The resources below provide information on how communities can allow development while reducing pressure on municipal services, infrastructure, and budgets. The practices that your community adopts should be compatible with floodplain development, and shouldn’t, for example, create higher housing density in areas prone to flooding.

  • FEMA’s Coastal Construction Manualoffers excellent background on the challenges of development in floodplains, as well as specific recommended practices—check to see if your community allows and encourages them. See, in particular, these sections:
    • Section 2.2 and 2.3 provide an excellent overview of historic storm events and their often forgotten effects, as well as lessons learned that can inform future planning for development and redevelopment.
    • Section 6.4.3 covers the legal requirements of compliance with the National Flood Insurance Program, including what land uses are and are not allowed (see incorporating National Flood Insurance Program (NFIP) requirements into local ordinances and regulations).
    • Section 6.5 provides recommendations for exceeding NFIP minimum standards.
    • Chapter 8 gives recommendations on how to develop “raw” land, as well as redeveloping land. (Figure 8-5 provides a simple “Do & Don’t” list for land use in coastal areas.)

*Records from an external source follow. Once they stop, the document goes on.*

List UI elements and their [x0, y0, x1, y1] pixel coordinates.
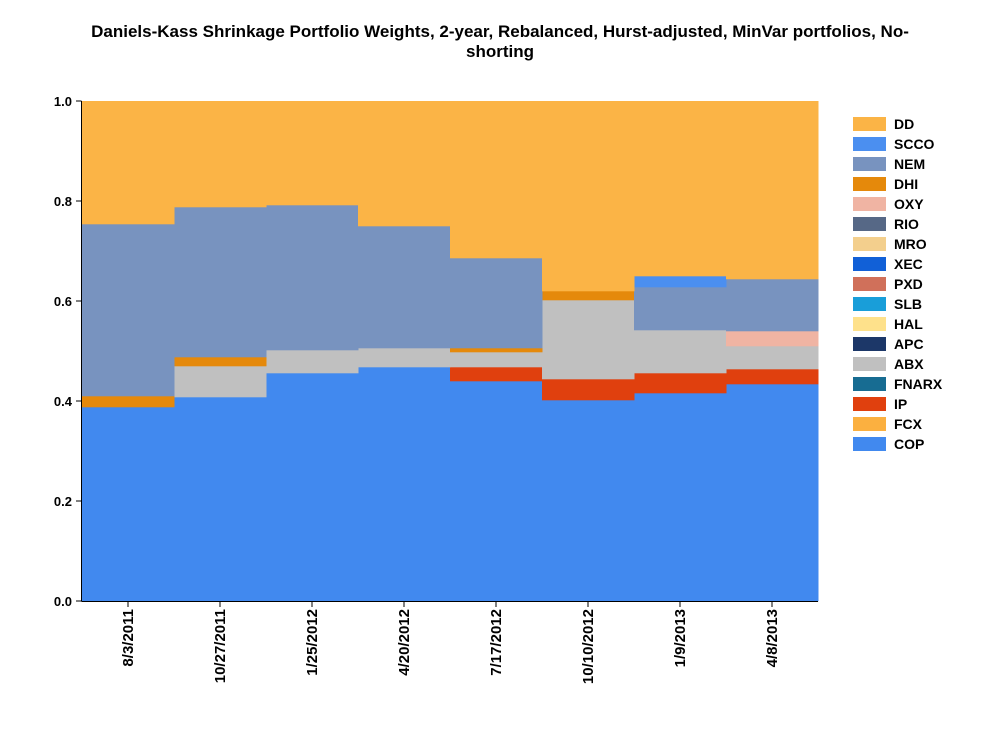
area-segment-nem-1: [174, 207, 267, 358]
area-segment-cop-7: [726, 384, 819, 602]
area-segment-dd-5: [542, 101, 635, 292]
area-segment-dhi-0: [82, 396, 175, 408]
area-segment-abx-4: [450, 352, 543, 368]
y-tick-label: 0.8: [54, 194, 72, 209]
chart-title-line-2: shorting: [466, 42, 534, 61]
legend-swatch-cop: [853, 437, 886, 451]
legend-swatch-pxd: [853, 277, 886, 291]
area-segment-ip-6: [634, 373, 727, 394]
area-segment-ip-7: [726, 369, 819, 385]
legend-label-dhi: DHI: [894, 176, 918, 192]
area-segment-cop-6: [634, 393, 727, 602]
area-segment-dd-0: [82, 101, 175, 225]
area-segment-dhi-4: [450, 348, 543, 353]
y-tick-label: 0.4: [54, 394, 73, 409]
area-segment-oxy-7: [726, 331, 819, 347]
axes: 0.0 0.2 0.4 0.6 0.8 1.0 8/3/2011 10/27/2011 1/25…: [54, 94, 818, 684]
area-segment-dd-7: [726, 101, 819, 280]
legend-swatch-nem: [853, 157, 886, 171]
legend-swatch-apc: [853, 337, 886, 351]
legend-label-abx: ABX: [894, 356, 924, 372]
legend-swatch-xec: [853, 257, 886, 271]
plot-area: [82, 101, 819, 602]
area-segment-ip-5: [542, 379, 635, 401]
area-segment-nem-0: [82, 224, 175, 397]
legend-label-pxd: PXD: [894, 276, 923, 292]
y-tick-label: 0.2: [54, 494, 72, 509]
area-segment-dd-6: [634, 101, 727, 277]
area-segment-abx-6: [634, 330, 727, 374]
legend-swatch-dhi: [853, 177, 886, 191]
area-segment-dd-4: [450, 101, 543, 259]
area-segment-dhi-1: [174, 357, 267, 367]
chart-title-line-1: Daniels-Kass Shrinkage Portfolio Weights…: [91, 22, 909, 41]
area-segment-cop-0: [82, 407, 175, 602]
area-segment-nem-4: [450, 258, 543, 349]
legend-swatch-ip: [853, 397, 886, 411]
legend-label-fcx: FCX: [894, 416, 923, 432]
area-segment-abx-7: [726, 346, 819, 370]
legend-label-xec: XEC: [894, 256, 923, 272]
legend-label-dd: DD: [894, 116, 914, 132]
legend-label-ip: IP: [894, 396, 907, 412]
legend-label-mro: MRO: [894, 236, 927, 252]
legend-label-fnarx: FNARX: [894, 376, 943, 392]
x-tick-label: 1/25/2012: [304, 609, 321, 676]
legend-swatch-fnarx: [853, 377, 886, 391]
y-tick-label: 1.0: [54, 94, 72, 109]
legend-swatch-dd: [853, 117, 886, 131]
legend-label-hal: HAL: [894, 316, 923, 332]
chart-title: Daniels-Kass Shrinkage Portfolio Weights…: [0, 22, 1000, 62]
area-segment-abx-2: [266, 350, 359, 374]
legend-swatch-slb: [853, 297, 886, 311]
x-tick-label: 7/17/2012: [488, 609, 505, 676]
area-segment-dd-2: [266, 101, 359, 206]
area-segment-abx-1: [174, 366, 267, 398]
area-segment-abx-3: [358, 348, 451, 368]
legend-label-cop: COP: [894, 436, 924, 452]
y-tick-label: 0.6: [54, 294, 72, 309]
legend-label-rio: RIO: [894, 216, 919, 232]
x-tick-label: 4/20/2012: [396, 609, 413, 676]
area-segment-cop-1: [174, 397, 267, 602]
x-tick-label: 10/10/2012: [580, 609, 597, 684]
x-tick-label: 4/8/2013: [764, 609, 781, 667]
area-segment-nem-6: [634, 287, 727, 331]
area-segment-abx-5: [542, 300, 635, 380]
legend-swatch-mro: [853, 237, 886, 251]
legend-label-scco: SCCO: [894, 136, 935, 152]
legend-swatch-rio: [853, 217, 886, 231]
area-segment-cop-3: [358, 367, 451, 602]
area-segment-dhi-5: [542, 291, 635, 301]
y-tick-label: 0.0: [54, 594, 72, 609]
x-tick-label: 8/3/2011: [120, 609, 137, 667]
legend-label-nem: NEM: [894, 156, 925, 172]
area-segment-cop-4: [450, 381, 543, 602]
legend-label-slb: SLB: [894, 296, 922, 312]
area-segment-nem-2: [266, 205, 359, 351]
legend-swatch-scco: [853, 137, 886, 151]
legend-swatch-abx: [853, 357, 886, 371]
area-segment-dd-1: [174, 101, 267, 208]
area-segment-cop-5: [542, 400, 635, 602]
area-segment-nem-7: [726, 279, 819, 332]
legend-swatch-hal: [853, 317, 886, 331]
area-segment-ip-4: [450, 367, 543, 382]
area-segment-cop-2: [266, 373, 359, 602]
legend: DD SCCO NEM DHI OXY RIO MRO XEC PXD SLB HAL APC ABX F…: [853, 116, 943, 452]
legend-label-apc: APC: [894, 336, 924, 352]
legend-swatch-fcx: [853, 417, 886, 431]
area-segment-nem-3: [358, 226, 451, 349]
area-segment-dd-3: [358, 101, 451, 227]
legend-label-oxy: OXY: [894, 196, 924, 212]
legend-swatch-oxy: [853, 197, 886, 211]
area-segment-scco-6: [634, 276, 727, 288]
x-tick-label: 10/27/2011: [212, 609, 229, 683]
x-tick-label: 1/9/2013: [672, 609, 689, 667]
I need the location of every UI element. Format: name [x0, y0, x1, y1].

    To obtain a free copy of the Coastal Construction Manual (in print or on a CD), contact the FEMA Publications Distribution Facility at (800) 480-2520.

  • The Association of State Floodplain Managers’ Coastal NAI Handbook has specific regulatory recommendations.
  • The Massachusetts Coastal Smart Growth Program website and the Massachusetts Smart Growth/Smart Energy Toolkit provide information on planning, zoning, subdivision, site design, and building construction techniques, including model bylaws.
  • The Transfer of Development Rights (TDR) webpage of the Massachusetts Smart Growth/Smart Energy Toolkit provides details on this regulatory tool that harnesses private market forces to permanently protected open space by “transferring” development from areas that a community wishes to protect to other areas more suitable for development.
  • McKenna Ridge Road, Falmouth, MA is a case study on the use of TDR in a coastal community.
  • The best landscaping techniques for coastal banks, beaches, and dunes are available on CZM’s Coastal Landscaping website and can be incorporated into a community’s regulations.

* Your community needs only 500 points to qualify for reduced flood insurance premiums through the Community Rating System (CRS). For more information (including how to apply for the CRS program), see our Community Rating System (CRS) primer.

Notes from the folks at CRS:

“Many communities have discovered that NFIP’s minimum standards do not provide adequate protection from their flood risk. CRS recognizes higher construction standards including freeboard, coastal A Zone standards, enclosure restrictions and coastal erosion setback regulations.”